I entered the kitchen and was at once surrounded by the smell of clean house, mildly leafy with an undertow of carpet and new bread and paint. It was as pervasive as a sound; it was the layered, burnished scent of a house not merely recently cleaned but kept, on principle, piously and improvingly stainless, as if every day I sprayed some attar of the domestic virtues-Order, Constancy, Thoroughness-into all the corners and then went round with a cloth. The worktops were wiped and shining, oranges and lemons (more than I needed, acquired for the look of them) glared from a bowl sitting next to a stack of green tins. I could see my obedient herbs flourishing in their terracotta containers on the decking outside the kitchen window; I could see sparrows and finches swinging at the birdfeeder. Above the slow tack-tack of the kitchen clock and the rising purr of the kettle I could hear a mower growling a few lawns away.

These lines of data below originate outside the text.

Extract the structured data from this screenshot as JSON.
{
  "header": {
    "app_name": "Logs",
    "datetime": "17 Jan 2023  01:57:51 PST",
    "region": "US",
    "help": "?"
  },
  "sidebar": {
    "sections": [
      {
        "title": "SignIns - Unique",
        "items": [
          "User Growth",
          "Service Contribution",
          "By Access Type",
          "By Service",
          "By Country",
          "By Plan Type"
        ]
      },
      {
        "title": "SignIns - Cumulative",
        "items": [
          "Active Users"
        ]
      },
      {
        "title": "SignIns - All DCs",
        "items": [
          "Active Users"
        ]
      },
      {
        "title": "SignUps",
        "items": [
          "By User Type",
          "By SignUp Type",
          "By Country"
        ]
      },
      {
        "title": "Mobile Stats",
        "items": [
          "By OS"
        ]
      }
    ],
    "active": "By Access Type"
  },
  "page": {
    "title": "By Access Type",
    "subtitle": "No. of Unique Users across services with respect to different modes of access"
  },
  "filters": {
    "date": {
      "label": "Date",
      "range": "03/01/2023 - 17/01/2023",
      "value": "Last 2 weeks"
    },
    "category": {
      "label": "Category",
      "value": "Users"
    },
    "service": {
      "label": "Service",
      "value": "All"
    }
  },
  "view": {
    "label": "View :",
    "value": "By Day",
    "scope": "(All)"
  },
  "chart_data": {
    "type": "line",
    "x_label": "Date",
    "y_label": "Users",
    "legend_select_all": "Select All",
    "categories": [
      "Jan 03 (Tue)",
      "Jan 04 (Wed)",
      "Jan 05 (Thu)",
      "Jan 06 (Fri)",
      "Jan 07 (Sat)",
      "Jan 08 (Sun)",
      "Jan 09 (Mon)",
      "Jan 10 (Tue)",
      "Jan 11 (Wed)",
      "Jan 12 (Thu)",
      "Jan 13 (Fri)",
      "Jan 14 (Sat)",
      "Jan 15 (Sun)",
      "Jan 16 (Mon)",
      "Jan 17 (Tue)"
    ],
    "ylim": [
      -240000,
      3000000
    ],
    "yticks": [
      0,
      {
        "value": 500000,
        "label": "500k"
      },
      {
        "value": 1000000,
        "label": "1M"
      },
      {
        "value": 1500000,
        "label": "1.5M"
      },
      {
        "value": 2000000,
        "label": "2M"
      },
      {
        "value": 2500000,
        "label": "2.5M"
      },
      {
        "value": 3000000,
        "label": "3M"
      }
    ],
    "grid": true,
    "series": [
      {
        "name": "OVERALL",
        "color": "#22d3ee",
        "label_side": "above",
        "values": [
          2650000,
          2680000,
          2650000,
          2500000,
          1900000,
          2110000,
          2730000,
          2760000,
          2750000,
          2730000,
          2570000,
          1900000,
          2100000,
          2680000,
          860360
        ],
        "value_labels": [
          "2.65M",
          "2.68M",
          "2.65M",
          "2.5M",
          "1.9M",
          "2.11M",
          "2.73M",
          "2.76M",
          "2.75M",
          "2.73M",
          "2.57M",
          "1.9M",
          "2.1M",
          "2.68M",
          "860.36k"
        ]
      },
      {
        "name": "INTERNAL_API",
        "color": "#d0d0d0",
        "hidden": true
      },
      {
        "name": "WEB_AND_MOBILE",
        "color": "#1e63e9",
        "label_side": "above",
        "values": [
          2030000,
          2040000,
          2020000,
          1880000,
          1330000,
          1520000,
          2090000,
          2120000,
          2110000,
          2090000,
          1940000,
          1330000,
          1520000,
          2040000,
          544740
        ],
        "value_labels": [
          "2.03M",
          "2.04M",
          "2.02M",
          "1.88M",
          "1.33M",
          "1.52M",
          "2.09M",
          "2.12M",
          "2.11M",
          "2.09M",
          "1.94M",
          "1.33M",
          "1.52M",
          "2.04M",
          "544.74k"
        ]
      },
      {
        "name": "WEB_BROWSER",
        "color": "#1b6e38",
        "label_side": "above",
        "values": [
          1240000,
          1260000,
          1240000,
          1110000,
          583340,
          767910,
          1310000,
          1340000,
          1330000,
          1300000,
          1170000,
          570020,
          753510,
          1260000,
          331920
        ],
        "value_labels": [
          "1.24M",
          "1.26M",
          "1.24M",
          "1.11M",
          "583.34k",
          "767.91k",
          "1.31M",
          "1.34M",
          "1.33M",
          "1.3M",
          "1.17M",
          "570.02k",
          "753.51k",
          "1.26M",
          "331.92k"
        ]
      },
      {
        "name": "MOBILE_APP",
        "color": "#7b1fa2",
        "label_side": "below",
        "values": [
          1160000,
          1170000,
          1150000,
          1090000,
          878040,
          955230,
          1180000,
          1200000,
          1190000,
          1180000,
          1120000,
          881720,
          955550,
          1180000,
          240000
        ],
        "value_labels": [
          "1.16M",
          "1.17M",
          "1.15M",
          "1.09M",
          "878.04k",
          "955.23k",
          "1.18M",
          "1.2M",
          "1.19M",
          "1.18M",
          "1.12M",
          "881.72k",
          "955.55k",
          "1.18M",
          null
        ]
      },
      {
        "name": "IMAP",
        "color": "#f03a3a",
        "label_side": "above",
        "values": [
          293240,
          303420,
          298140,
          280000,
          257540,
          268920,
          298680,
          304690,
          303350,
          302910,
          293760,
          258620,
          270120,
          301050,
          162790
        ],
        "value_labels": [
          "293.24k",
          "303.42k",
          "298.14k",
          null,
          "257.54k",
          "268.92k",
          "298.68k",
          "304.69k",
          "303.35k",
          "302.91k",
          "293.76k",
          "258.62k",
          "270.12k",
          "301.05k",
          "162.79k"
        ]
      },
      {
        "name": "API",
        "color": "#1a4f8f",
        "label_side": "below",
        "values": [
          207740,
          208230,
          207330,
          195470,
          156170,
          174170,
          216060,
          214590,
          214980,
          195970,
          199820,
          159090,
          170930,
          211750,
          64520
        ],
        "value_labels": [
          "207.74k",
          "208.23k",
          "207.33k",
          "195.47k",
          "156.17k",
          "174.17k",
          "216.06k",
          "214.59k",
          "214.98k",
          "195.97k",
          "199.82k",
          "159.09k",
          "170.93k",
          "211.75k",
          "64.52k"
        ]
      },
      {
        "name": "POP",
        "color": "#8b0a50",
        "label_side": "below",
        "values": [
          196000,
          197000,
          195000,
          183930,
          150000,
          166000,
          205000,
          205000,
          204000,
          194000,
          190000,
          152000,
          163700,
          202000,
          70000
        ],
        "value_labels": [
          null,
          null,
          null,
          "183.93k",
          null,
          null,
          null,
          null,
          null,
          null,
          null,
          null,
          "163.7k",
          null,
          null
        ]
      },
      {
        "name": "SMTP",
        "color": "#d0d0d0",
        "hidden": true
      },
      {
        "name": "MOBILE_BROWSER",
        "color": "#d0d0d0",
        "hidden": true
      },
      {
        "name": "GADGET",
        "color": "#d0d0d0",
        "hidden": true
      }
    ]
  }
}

It was no good. I knew how smug and how fugitive it all was: the arranging of fruit in a display of bogus generosity, the offhand cherishing of little wild birds, the taming of gardens. It amounted to no more than the application of an unimaginative respect for hygiene, habit, sentiment and surface. And I knew now the dangers of the fatal absence of spirit that that concealed, and how flimsy it was as armour against it; I felt afraid and nauseated, and I began to shake again. Glass will splinter as easily as it will send back a polished shine. Bodies tear, blood spills. I had just wielded a metal bar as lightly as I would flick a duster. I rushed to the back door and got myself outside just in time to be copiously sick into a pot of marjoram.

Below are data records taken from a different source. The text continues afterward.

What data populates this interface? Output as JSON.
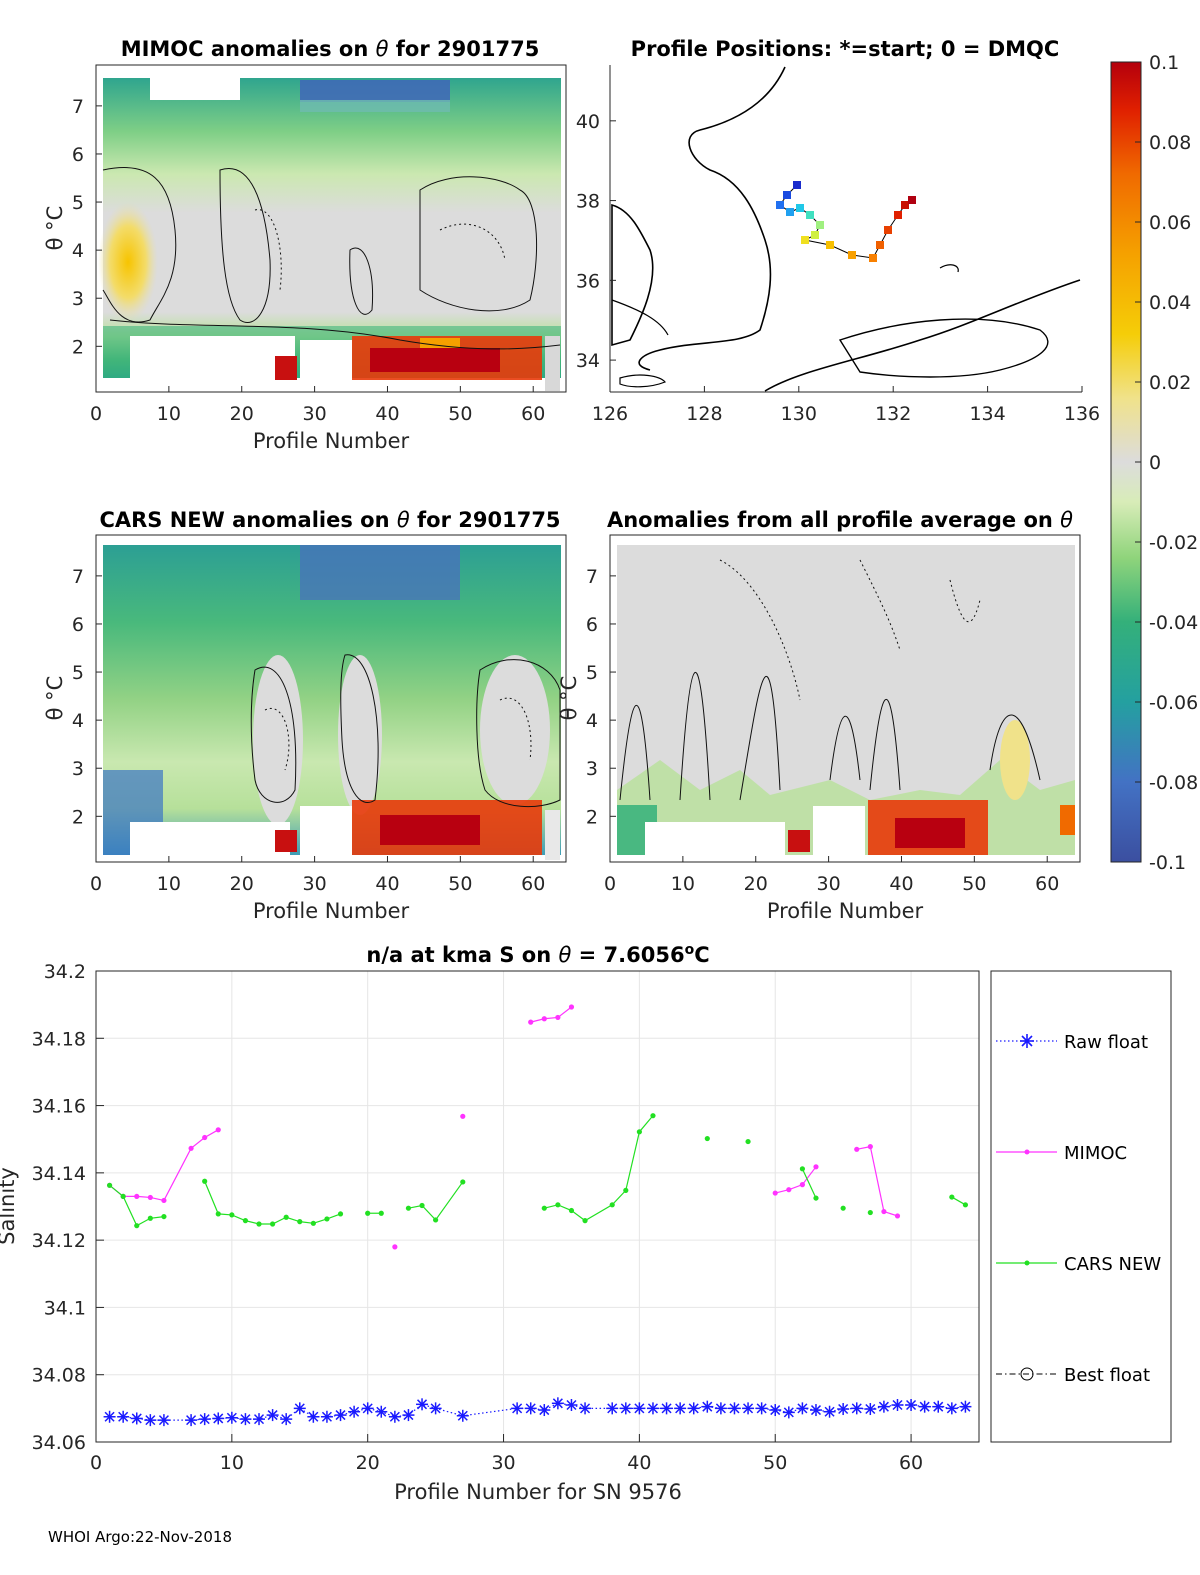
{
  "colors": {
    "raw": "#1a1aff",
    "mimoc": "#ff33ff",
    "cars": "#22e022",
    "best": "#000000",
    "grid": "#e6e6e6",
    "axis": "#262626"
  },
  "panels": {
    "mimoc": {
      "title_a": "MIMOC anomalies on ",
      "title_sym": "θ",
      "title_b": "  for 2901775",
      "xlabel": "Profile Number",
      "ylabel": "θ °C",
      "xticks": [
        "0",
        "10",
        "20",
        "30",
        "40",
        "50",
        "60"
      ],
      "yticks": [
        "2",
        "3",
        "4",
        "5",
        "6",
        "7"
      ]
    },
    "map": {
      "title": "Profile Positions: *=start; 0 = DMQC",
      "xticks": [
        "126",
        "128",
        "130",
        "132",
        "134",
        "136"
      ],
      "yticks": [
        "34",
        "36",
        "38",
        "40"
      ]
    },
    "cars": {
      "title_a": "CARS NEW anomalies on ",
      "title_sym": "θ",
      "title_b": " for 2901775",
      "xlabel": "Profile Number",
      "ylabel": "θ °C",
      "xticks": [
        "0",
        "10",
        "20",
        "30",
        "40",
        "50",
        "60"
      ],
      "yticks": [
        "2",
        "3",
        "4",
        "5",
        "6",
        "7"
      ]
    },
    "avg": {
      "title_a": "Anomalies from all profile average on ",
      "title_sym": "θ",
      "xlabel": "Profile Number",
      "ylabel": "θ °C",
      "xticks": [
        "0",
        "10",
        "20",
        "30",
        "40",
        "50",
        "60"
      ],
      "yticks": [
        "2",
        "3",
        "4",
        "5",
        "6",
        "7"
      ]
    }
  },
  "colorbar": {
    "ticks": [
      "0.1",
      "0.08",
      "0.06",
      "0.04",
      "0.02",
      "0",
      "-0.02",
      "-0.04",
      "-0.06",
      "-0.08",
      "-0.1"
    ]
  },
  "footer": "WHOI Argo:22-Nov-2018",
  "chart_data": {
    "type": "line",
    "title_a": "n/a at kma S on ",
    "title_sym": "θ",
    "title_b": " = 7.6056",
    "title_sup": "o",
    "title_unit": "C",
    "xlabel": "Profile Number for SN 9576",
    "ylabel": "Salinity",
    "xlim": [
      0,
      65
    ],
    "ylim": [
      34.06,
      34.2
    ],
    "xticks": [
      "0",
      "10",
      "20",
      "30",
      "40",
      "50",
      "60"
    ],
    "yticks": [
      "34.06",
      "34.08",
      "34.1",
      "34.12",
      "34.14",
      "34.16",
      "34.18",
      "34.2"
    ],
    "legend_position": "outside-right",
    "legend": [
      "Raw float",
      "MIMOC",
      "CARS NEW",
      "Best float"
    ],
    "series": [
      {
        "name": "Raw float",
        "style": "dotted-star",
        "segments": [
          [
            [
              1,
              34.0675
            ],
            [
              2,
              34.0675
            ],
            [
              3,
              34.067
            ],
            [
              4,
              34.0665
            ],
            [
              5,
              34.0665
            ],
            [
              7,
              34.0665
            ],
            [
              8,
              34.0668
            ],
            [
              9,
              34.067
            ],
            [
              10,
              34.0672
            ],
            [
              11,
              34.0668
            ],
            [
              12,
              34.0668
            ],
            [
              13,
              34.068
            ],
            [
              14,
              34.0668
            ],
            [
              15,
              34.07
            ],
            [
              16,
              34.0675
            ],
            [
              17,
              34.0675
            ],
            [
              18,
              34.068
            ],
            [
              19,
              34.069
            ],
            [
              20,
              34.07
            ],
            [
              21,
              34.069
            ],
            [
              22,
              34.0675
            ],
            [
              23,
              34.068
            ],
            [
              24,
              34.0712
            ],
            [
              25,
              34.07
            ],
            [
              27,
              34.0678
            ],
            [
              31,
              34.07
            ],
            [
              32,
              34.07
            ],
            [
              33,
              34.0695
            ],
            [
              34,
              34.0715
            ],
            [
              35,
              34.071
            ],
            [
              36,
              34.07
            ],
            [
              38,
              34.07
            ],
            [
              39,
              34.07
            ],
            [
              40,
              34.07
            ],
            [
              41,
              34.07
            ],
            [
              42,
              34.07
            ],
            [
              43,
              34.07
            ],
            [
              44,
              34.07
            ],
            [
              45,
              34.0705
            ],
            [
              46,
              34.07
            ],
            [
              47,
              34.07
            ],
            [
              48,
              34.07
            ],
            [
              49,
              34.07
            ],
            [
              50,
              34.0695
            ],
            [
              51,
              34.0688
            ],
            [
              52,
              34.07
            ],
            [
              53,
              34.0695
            ],
            [
              54,
              34.069
            ],
            [
              55,
              34.0698
            ],
            [
              56,
              34.07
            ],
            [
              57,
              34.0698
            ],
            [
              58,
              34.0705
            ],
            [
              59,
              34.071
            ],
            [
              60,
              34.071
            ],
            [
              61,
              34.0705
            ],
            [
              62,
              34.0705
            ],
            [
              63,
              34.07
            ],
            [
              64,
              34.0705
            ]
          ]
        ]
      },
      {
        "name": "MIMOC",
        "style": "solid-dot",
        "segments": [
          [
            [
              1,
              34.1363
            ],
            [
              2,
              34.133
            ],
            [
              3,
              34.133
            ],
            [
              4,
              34.1327
            ],
            [
              5,
              34.1318
            ],
            [
              7,
              34.1473
            ],
            [
              8,
              34.1505
            ],
            [
              9,
              34.1528
            ]
          ],
          [
            [
              22,
              34.118
            ]
          ],
          [
            [
              27,
              34.1568
            ]
          ],
          [
            [
              32,
              34.1848
            ],
            [
              33,
              34.1858
            ],
            [
              34,
              34.1862
            ],
            [
              35,
              34.1893
            ]
          ],
          [
            [
              50,
              34.134
            ],
            [
              51,
              34.135
            ],
            [
              52,
              34.1365
            ],
            [
              53,
              34.1418
            ]
          ],
          [
            [
              56,
              34.147
            ],
            [
              57,
              34.1478
            ],
            [
              58,
              34.1285
            ],
            [
              59,
              34.1272
            ]
          ]
        ]
      },
      {
        "name": "CARS NEW",
        "style": "solid-dot",
        "segments": [
          [
            [
              1,
              34.1363
            ],
            [
              2,
              34.133
            ],
            [
              3,
              34.1243
            ],
            [
              4,
              34.1265
            ],
            [
              5,
              34.127
            ]
          ],
          [
            [
              8,
              34.1375
            ],
            [
              9,
              34.1278
            ],
            [
              10,
              34.1275
            ],
            [
              11,
              34.1258
            ],
            [
              12,
              34.1248
            ],
            [
              13,
              34.1248
            ],
            [
              14,
              34.1268
            ],
            [
              15,
              34.1255
            ],
            [
              16,
              34.125
            ],
            [
              17,
              34.1263
            ],
            [
              18,
              34.1278
            ]
          ],
          [
            [
              20,
              34.128
            ],
            [
              21,
              34.128
            ]
          ],
          [
            [
              23,
              34.1295
            ],
            [
              24,
              34.1303
            ],
            [
              25,
              34.126
            ],
            [
              27,
              34.1373
            ]
          ],
          [
            [
              33,
              34.1295
            ],
            [
              34,
              34.1305
            ],
            [
              35,
              34.1288
            ],
            [
              36,
              34.1258
            ],
            [
              38,
              34.1305
            ],
            [
              39,
              34.1348
            ],
            [
              40,
              34.1522
            ],
            [
              41,
              34.157
            ]
          ],
          [
            [
              45,
              34.1502
            ]
          ],
          [
            [
              48,
              34.1493
            ]
          ],
          [
            [
              52,
              34.1412
            ],
            [
              53,
              34.1325
            ]
          ],
          [
            [
              55,
              34.1295
            ]
          ],
          [
            [
              57,
              34.1282
            ]
          ],
          [
            [
              63,
              34.1328
            ],
            [
              64,
              34.1305
            ]
          ]
        ]
      }
    ]
  }
}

When I was calm once more, I wandered through the house. I think I was memorizing it as it was, because as soon as Jeremy came home everything would change again, though it had changed already, and I couldn’t detect what it was in the silence now that prevented it from being peaceful. What was it I couldn’t touch or see or smell or taste or hear that charged the air in every room with aggression? There had always been something about our house that made it difficult even to raise a voice. I had always kept loud noises at bay, along with dust, upsetting odours, and objects challenging to the eye. The very walls and carpets and furniture seemed to be in on it, contributing their so co-ordinated, so understated solidity and hush to the solidity and hush of our marriage and its traditional patterns, its established and exquisitely intimidating courtesies. It was as if the house itself knew that Jeremy disapproved of shouting. Did I? I approved of his disapproval, certainly. Shouting meant being not just too loud, but in the wrong. Solid, hushed people such as we were did not resort to shouting. Until today, shouting was the worst thing I had ever had to apologize to Jeremy for.

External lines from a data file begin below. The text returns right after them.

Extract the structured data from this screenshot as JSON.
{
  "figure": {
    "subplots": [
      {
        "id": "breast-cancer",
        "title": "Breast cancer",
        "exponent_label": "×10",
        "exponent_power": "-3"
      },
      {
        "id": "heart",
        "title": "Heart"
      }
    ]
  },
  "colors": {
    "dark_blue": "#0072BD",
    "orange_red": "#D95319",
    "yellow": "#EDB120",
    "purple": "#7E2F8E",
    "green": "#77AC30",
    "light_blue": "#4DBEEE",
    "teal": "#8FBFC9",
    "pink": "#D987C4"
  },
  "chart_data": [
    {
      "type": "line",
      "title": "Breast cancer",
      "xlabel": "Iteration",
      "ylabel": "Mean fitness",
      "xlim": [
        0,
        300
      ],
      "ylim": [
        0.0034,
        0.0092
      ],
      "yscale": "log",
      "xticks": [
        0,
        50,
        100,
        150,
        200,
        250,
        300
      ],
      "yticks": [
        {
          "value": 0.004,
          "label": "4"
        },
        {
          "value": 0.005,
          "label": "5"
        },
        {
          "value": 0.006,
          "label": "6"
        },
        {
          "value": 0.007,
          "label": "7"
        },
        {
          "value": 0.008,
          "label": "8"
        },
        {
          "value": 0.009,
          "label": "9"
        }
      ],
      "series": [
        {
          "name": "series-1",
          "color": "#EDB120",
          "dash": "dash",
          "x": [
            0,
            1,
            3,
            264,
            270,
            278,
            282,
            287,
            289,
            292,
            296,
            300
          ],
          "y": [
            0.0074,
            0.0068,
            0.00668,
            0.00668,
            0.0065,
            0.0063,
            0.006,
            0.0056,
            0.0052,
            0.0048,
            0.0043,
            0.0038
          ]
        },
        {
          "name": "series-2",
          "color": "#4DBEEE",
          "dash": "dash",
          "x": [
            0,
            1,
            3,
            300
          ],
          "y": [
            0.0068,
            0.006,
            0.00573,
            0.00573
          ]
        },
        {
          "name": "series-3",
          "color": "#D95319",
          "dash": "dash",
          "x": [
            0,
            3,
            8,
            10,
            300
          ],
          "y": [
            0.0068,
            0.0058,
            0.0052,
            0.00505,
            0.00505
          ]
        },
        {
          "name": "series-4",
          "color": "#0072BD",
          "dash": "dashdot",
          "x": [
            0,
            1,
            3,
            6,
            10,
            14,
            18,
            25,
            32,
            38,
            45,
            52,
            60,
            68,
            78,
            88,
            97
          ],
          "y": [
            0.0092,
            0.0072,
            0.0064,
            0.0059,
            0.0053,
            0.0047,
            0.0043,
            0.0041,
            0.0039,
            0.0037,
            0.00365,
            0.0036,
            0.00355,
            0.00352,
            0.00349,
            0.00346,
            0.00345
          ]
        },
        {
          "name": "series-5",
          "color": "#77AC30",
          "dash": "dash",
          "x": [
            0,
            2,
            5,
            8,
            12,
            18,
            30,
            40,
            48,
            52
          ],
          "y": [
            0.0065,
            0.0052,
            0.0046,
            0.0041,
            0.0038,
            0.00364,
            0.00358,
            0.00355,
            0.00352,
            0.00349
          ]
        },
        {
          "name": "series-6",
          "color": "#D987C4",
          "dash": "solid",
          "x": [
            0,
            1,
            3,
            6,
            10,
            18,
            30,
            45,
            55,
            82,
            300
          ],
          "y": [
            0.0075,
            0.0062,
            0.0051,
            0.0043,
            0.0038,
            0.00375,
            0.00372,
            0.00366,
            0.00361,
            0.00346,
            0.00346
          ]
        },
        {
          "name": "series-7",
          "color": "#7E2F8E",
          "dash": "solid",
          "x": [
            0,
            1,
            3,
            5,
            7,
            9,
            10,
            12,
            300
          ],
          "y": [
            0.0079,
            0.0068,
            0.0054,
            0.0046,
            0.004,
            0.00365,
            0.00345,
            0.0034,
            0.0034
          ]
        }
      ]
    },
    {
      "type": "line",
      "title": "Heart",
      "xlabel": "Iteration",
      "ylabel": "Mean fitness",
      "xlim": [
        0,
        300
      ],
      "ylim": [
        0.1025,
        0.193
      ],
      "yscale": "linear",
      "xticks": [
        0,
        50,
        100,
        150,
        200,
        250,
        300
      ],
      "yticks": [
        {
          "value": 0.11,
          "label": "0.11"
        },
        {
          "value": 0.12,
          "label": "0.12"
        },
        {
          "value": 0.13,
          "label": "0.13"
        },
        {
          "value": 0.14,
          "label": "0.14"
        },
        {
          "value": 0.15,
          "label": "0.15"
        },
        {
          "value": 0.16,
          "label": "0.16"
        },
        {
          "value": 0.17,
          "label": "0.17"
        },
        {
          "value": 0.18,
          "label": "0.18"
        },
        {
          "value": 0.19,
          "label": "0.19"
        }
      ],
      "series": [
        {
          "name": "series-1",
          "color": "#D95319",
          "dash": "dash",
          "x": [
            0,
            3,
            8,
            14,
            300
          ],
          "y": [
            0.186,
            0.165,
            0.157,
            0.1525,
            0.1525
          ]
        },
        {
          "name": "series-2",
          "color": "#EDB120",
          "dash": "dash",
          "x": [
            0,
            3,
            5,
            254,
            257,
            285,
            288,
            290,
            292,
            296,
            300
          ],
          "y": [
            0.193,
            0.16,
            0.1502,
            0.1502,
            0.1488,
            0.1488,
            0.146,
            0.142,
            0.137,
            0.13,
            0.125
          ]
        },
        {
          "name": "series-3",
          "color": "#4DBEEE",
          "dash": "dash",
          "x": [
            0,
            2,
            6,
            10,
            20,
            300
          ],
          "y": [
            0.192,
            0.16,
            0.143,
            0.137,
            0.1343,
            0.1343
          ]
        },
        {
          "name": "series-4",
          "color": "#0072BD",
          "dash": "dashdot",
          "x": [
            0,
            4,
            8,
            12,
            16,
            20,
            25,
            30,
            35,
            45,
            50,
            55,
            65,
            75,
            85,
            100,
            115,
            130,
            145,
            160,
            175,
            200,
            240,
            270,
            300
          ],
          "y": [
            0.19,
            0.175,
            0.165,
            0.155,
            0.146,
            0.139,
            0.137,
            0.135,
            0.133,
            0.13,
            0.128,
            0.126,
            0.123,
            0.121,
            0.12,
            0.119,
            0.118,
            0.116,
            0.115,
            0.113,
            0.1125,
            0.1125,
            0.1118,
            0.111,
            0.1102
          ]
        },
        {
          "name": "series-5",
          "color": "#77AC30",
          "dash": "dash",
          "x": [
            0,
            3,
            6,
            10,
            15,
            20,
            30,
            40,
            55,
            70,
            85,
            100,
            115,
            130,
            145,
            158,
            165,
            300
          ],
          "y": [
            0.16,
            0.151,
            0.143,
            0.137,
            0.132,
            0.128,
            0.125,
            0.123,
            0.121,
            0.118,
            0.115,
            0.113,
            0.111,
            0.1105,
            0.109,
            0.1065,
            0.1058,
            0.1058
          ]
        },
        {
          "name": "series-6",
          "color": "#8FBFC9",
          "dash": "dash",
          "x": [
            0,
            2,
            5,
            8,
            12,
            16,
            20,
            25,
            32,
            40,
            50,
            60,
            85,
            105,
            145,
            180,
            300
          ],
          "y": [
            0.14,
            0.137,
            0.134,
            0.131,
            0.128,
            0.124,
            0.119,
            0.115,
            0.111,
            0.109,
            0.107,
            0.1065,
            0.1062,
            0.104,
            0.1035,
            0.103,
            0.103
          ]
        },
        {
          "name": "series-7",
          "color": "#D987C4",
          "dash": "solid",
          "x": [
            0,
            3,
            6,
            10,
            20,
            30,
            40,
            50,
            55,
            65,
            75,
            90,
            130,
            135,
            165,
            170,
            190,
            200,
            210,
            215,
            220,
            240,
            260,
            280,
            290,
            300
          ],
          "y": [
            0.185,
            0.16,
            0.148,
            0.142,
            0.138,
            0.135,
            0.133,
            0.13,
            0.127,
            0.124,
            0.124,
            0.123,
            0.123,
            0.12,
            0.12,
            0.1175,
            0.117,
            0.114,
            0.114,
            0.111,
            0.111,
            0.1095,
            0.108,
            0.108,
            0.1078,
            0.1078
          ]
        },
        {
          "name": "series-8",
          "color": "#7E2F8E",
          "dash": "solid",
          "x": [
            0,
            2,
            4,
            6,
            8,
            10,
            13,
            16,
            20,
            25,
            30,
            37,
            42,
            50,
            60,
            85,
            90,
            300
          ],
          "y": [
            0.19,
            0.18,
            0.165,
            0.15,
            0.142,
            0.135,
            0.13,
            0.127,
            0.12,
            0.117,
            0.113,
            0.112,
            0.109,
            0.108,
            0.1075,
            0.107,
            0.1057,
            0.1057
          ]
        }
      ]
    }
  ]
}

It was nearly seven o’clock when I heard the Renault turn in to the drive. I sat waiting in the sitting room. He came in from the garage and stood in the doorway, staring. He was holding the condom wrapper. We were both horribly embarrassed. I tried to say something, but whatever it might have been came out in a voice that I hadn’t used all day and was no more than a whisper. Jeremy’s mouth opened and closed. Then he burst into tears and turned away from me. I heard his sobs juddering as he rushed upstairs. A few minutes later came the unmistakable bumping and scraping of drawers and cupboards being emptied, and then all was quiet. About half an hour after that another vehicle, one of those scaled-down, tarted-up versions of a jeep, drew up and parked outside. The driver didn’t get out.

Jeremy struggled downstairs with our two biggest suitcases and left them in the hall. Then he marched into the sitting room and placed my car keys on the mantelpiece. Though his eyes were red, his face was again smooth, fixed with a look of aloof regret that I imagined he used for the relatives of dead patients. A heart might have stopped forever while Jeremy was in charge of keeping it beating, but that rueful, authoritative half-smile avowed that his part in any such death would always be blameless. He looked as if he knew he wasn’t in danger of shouting at me, and was proud of it.